Esther distingue que la pierna derecha de su esposo está completamente hinchada, los dedos del pie descalzo ya deformes, con un lustre gangrenoso y la piel tensa, adelgazada por la presión, como si estuviese a punto de rasgarse. Advierte también un pañuelo amarrado en la rodilla, a manera de torniquete y los dos puntos de sangre violeta se vuelven evidentes entre la carne amoreteada.

-¿Álvaro? -grita ella para comprobar si está despierto y él intenta responderle al escucharla, pero sus primeras palabras se quiebran en la garganta que la sed y el calor han dejado reseca, así que, con profunda desesperación, sólo sacude sobre la tierra las manos adormecidas, levantando pequeños cúmulos de polvo, mientras el dolor en el pie aumenta junto con la hinchazón.

Él traga saliva en un esfuerzo e intenta hablar mientras la sed sigue devorándolo desde dentro.

-La aplasté… -pronuncia despacio, arrastrando cada palabra desde el fondo de su garganta –aplasté a la serpiente con mi bota.

Esther lo abraza con cuidado y al tocarlo se siente insegura de volver a soltarlo para ir por ayuda, por miedo a dejarlo sólo, así que decide llamar a una ambulancia desde su celular. Al mismo tiempo, comienza a limpiarle el sudor del cuello y el rostro con la tela de su vestido, intentando atenuar el dolor.

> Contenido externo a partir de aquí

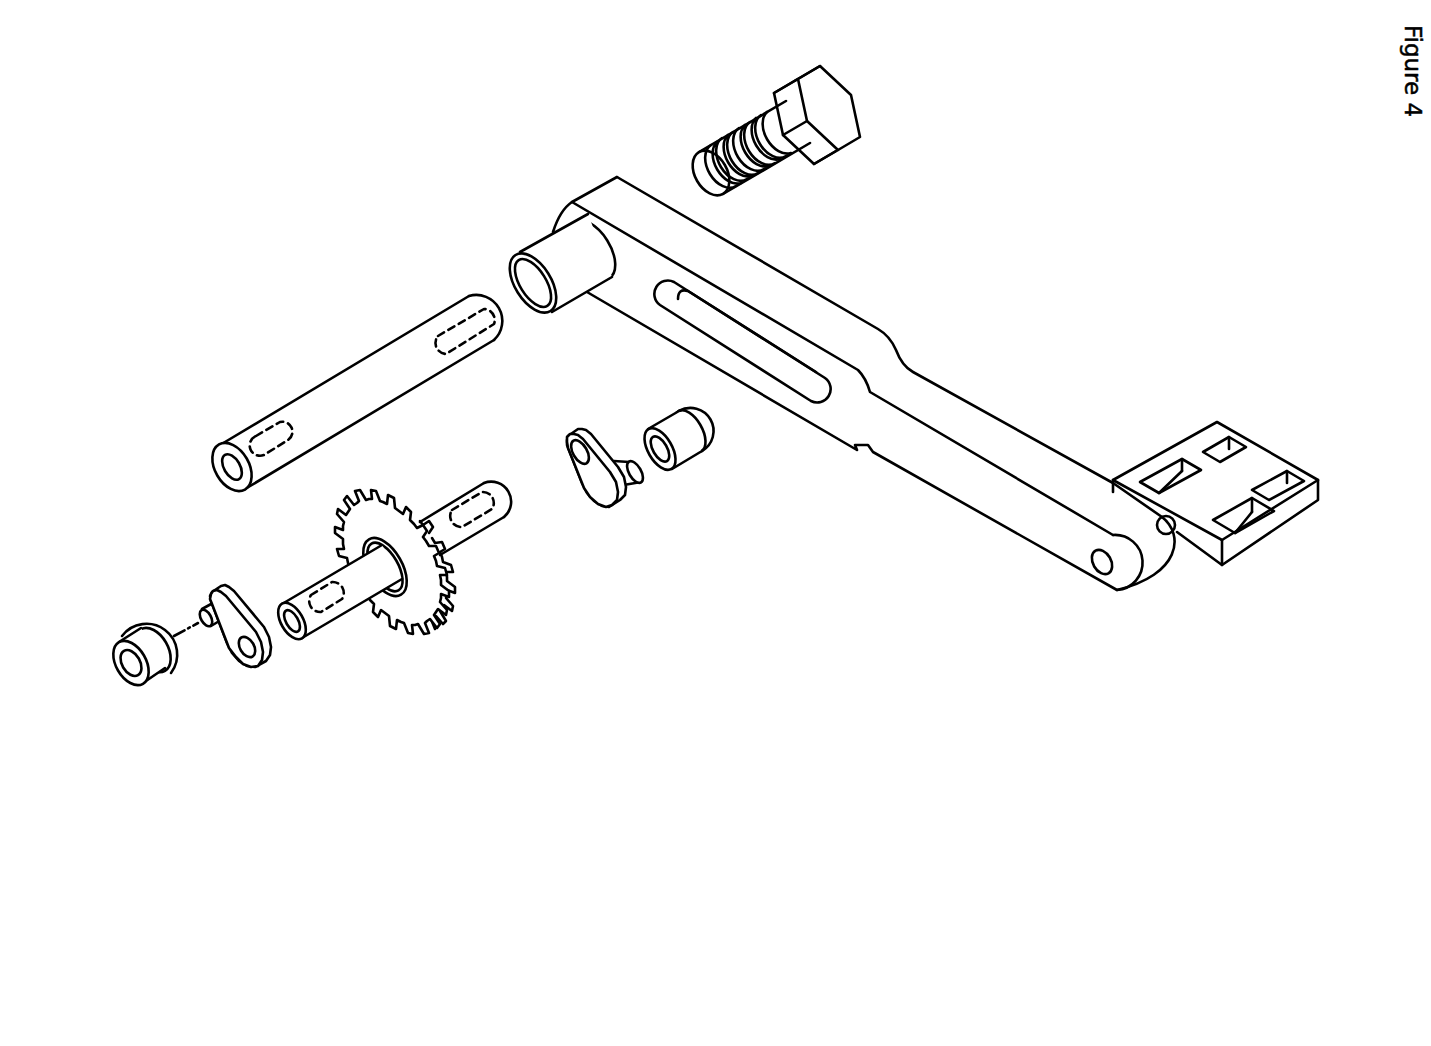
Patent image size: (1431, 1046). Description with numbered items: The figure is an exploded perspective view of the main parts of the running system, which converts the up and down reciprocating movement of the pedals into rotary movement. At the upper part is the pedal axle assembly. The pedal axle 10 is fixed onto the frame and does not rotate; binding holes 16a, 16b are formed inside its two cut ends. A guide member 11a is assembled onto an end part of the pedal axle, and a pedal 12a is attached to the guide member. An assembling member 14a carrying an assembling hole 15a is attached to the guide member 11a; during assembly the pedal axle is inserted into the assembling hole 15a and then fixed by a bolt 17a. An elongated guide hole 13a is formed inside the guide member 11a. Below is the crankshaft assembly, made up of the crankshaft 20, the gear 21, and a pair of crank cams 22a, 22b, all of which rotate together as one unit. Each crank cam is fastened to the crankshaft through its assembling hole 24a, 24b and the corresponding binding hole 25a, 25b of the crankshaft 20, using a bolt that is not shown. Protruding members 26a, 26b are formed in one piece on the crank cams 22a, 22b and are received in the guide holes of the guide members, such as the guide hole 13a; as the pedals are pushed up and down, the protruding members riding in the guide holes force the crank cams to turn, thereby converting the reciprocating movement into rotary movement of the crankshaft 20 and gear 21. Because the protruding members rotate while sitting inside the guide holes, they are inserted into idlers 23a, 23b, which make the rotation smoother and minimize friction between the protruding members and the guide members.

The pedal axle 10 is at (308, 375).
The guide member 11a is at (762, 383).
The pedal 12a is at (1240, 544).
The guide hole 13a is at (783, 372).
The assembling member 14a is at (553, 245).
The assembling hole 15a is at (535, 300).
The binding hole 16a is at (433, 315).
The binding hole 16b is at (203, 398).
The bolt 17a is at (852, 122).
The crankshaft 20 is at (397, 611).
The gear 21 is at (410, 615).
The crank cam 22a is at (540, 512).
The crank cam 22b is at (207, 618).
The idler 23a is at (688, 468).
The idler 23b is at (158, 670).
The assembling hole 24a is at (573, 447).
The assembling hole 24b is at (243, 667).
The binding hole 25a is at (477, 540).
The binding hole 25b is at (317, 613).
The protruding member 26a is at (622, 450).
The protruding member 26b is at (203, 607).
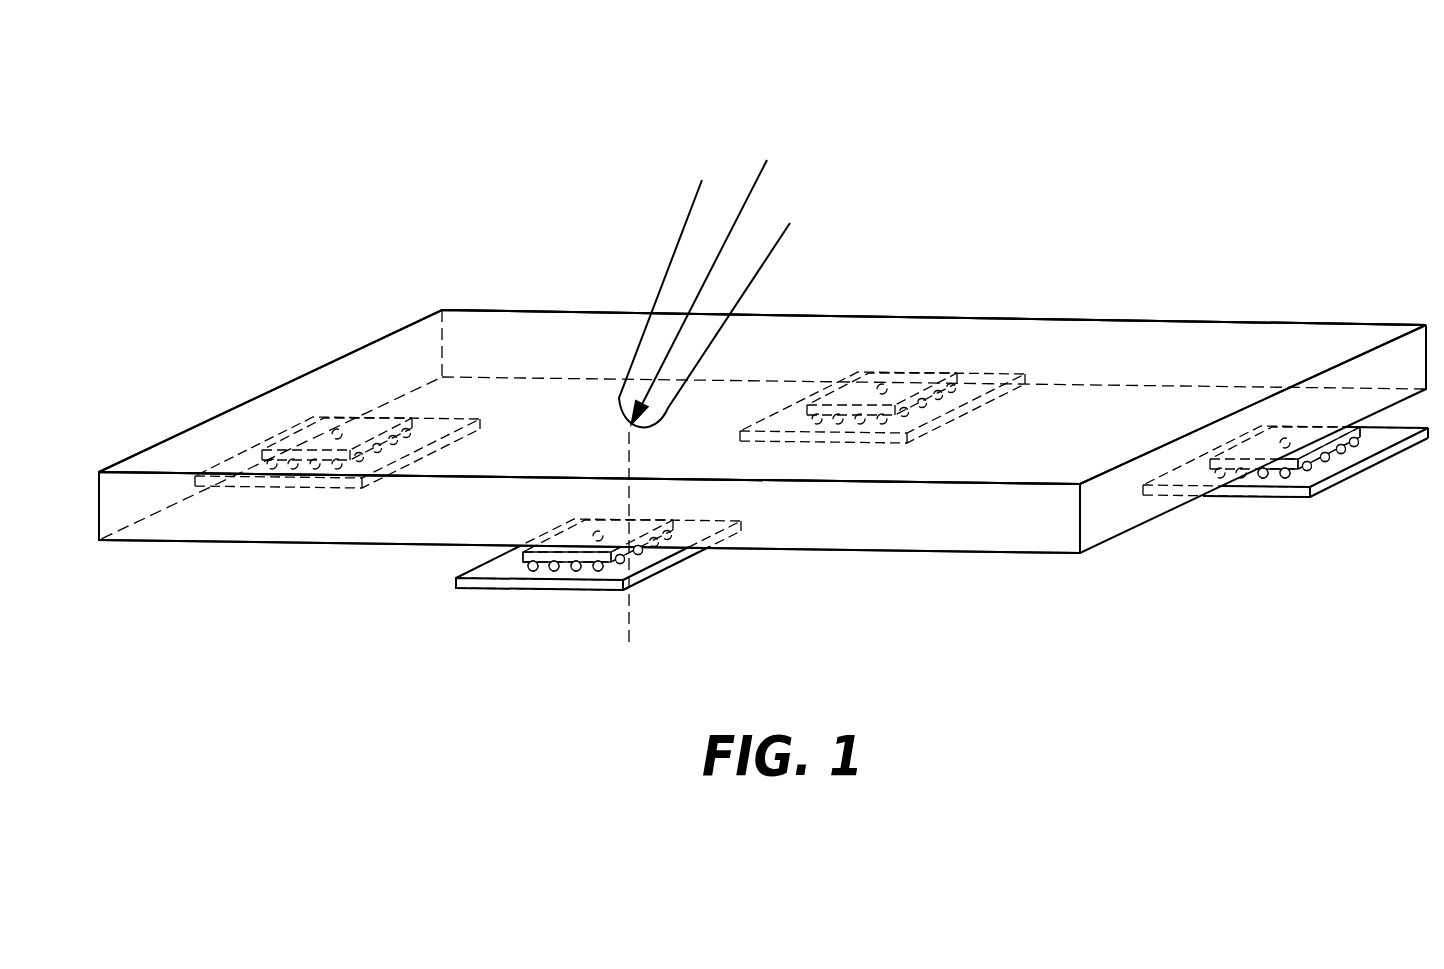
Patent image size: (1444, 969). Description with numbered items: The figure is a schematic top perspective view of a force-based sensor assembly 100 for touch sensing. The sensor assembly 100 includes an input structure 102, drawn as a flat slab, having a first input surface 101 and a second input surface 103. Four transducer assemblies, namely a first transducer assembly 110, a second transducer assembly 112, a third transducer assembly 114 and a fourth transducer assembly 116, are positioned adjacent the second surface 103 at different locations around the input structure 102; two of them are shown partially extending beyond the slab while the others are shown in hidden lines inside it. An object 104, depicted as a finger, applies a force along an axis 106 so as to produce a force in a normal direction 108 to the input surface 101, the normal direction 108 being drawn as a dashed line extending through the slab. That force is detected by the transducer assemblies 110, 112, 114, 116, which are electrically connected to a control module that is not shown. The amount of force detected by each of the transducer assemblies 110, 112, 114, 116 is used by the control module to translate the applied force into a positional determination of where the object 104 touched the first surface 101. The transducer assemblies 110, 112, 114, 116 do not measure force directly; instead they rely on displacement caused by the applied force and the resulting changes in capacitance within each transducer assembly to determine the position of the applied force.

The force-based sensor assembly 100 is at (1021, 158).
The first input surface 101 is at (980, 557).
The input structure 102 is at (1241, 312).
The second input surface 103 is at (498, 332).
The object 104 is at (763, 223).
The axis 106 is at (757, 180).
The normal direction 108 is at (630, 618).
The first transducer assembly 110 is at (1293, 512).
The second transducer assembly 112 is at (503, 600).
The third transducer assembly 114 is at (278, 495).
The fourth transducer assembly 116 is at (914, 366).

Él siente el algodón del vestido sobre su frente, pero la voz de su esposa le resulta lejana e incomprensible.

-Perdona a Diego -le pide él desde la agonía, con una voz ronca, sin saber realmente si su esposa está prestando a atención a sus palabras o si aún continúa pidiendo ayuda por teléfono.

Álvaro cierra los ojos despacio y esa duda permanece en él, pocos minutos después deja de respirar.

Esther lo abraza más fuerte en un hondo lamento, queriendo aferrarse a él y durante la espera de cada agobiante segundo, la dimensión de la tragedia comienza a despertar sospechas oscuras, y ahí tendida junto a su esposo, esperando a la ambulancia en vano mientras las lágrimas se acumulan en sus ojos, ella sólo se pregunta una y otra vez si Diego tuvo la intención de matar a su padre desde un principio, cuando metió la serpiente en la casa y la dejó junto a la cama.